The application of advanced geophysical and remote sensing techniques, to the study of modern accretionary forearcs, has yielded new insight into their tectonic evolution. Emerging, from these studies, is a clearer understanding of the important influence of lower plate deformation on strain in the overlying forearc. Two studies, using 3-D seismic reflection and coherence imaging, were conducted of the Barbados accretionary wedge. Combined coherence and seismic amplitude imaging of the décollement, zone reveal anomalous NE-trending lineaments parallel and abutting zones of high amplitude negative polarity reflections. Detailed mapping of structures within the lower plate and through the décollement, reveal high angle faults cutting the décollement, zone and penetrating the upper plate. These structures apparently channel migration of deeply sourced fluids through the décollement, zone.

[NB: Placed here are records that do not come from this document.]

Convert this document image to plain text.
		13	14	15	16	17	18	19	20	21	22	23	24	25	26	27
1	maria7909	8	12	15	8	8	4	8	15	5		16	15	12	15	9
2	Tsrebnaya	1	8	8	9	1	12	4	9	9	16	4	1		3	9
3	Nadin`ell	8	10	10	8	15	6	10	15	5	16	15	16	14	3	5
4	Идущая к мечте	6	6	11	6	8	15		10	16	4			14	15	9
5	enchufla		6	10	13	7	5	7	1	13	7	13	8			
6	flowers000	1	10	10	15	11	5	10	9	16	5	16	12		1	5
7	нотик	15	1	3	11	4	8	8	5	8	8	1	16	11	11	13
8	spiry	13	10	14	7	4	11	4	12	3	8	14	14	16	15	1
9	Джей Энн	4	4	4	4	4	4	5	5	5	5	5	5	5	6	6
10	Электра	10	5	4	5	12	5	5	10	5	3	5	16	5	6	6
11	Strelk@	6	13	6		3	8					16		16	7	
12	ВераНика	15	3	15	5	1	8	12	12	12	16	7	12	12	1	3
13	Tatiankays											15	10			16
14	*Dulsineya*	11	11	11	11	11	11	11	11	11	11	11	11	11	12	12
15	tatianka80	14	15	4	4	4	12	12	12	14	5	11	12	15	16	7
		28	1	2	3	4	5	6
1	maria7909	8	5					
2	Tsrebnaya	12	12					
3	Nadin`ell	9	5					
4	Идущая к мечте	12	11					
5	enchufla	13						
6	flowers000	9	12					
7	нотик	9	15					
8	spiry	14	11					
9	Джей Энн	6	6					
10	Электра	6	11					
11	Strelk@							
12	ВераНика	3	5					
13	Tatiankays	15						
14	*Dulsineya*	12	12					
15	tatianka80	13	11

Evidence from seismic data, structure contour maps and isopach maps, indicates these faults are right-lateral strike slip faults. Basement structure maps show offset of prominent relic topography across this zone of up to 1.3km. Also cutting the décollement, are NNE-trending structures which show complex history of interactions with the NE-trending faults and which mirror basement topography. A number of out-of-sequence faults are recognized inboard from the deformation front and also mirror basement topography. Analysis of sea floor surface and near surface reflectors indicate that several NNE-trending out-of-sequence faults display normal offset while the majority are consistent with thrusting. Detailed mapping of these structures in the lower plate indicates that normal faulting controls the geometry of out-of-sequence normal and thrust faulting.; Nine left-lateral arc-oblique strike-slip faults cut the Cascadia accretionary wedge off the coast of Oregon and Washington and are strikingly similar in character to the oblique strike-slip fault discovered cutting the Barbados accretionary wedge. An integrated study involving structural analysis and remote sensing was conducted of the Cascadian forearc of Oregon. The combined results of this study and that of the Barbados Ridge décollement, support a mechanical model of shear failure along arc-oblique strike-slip faults in response to compression across the forearc. This model may explain the existence of arc-oblique strike-slip faults in accretionary forearc systems globally.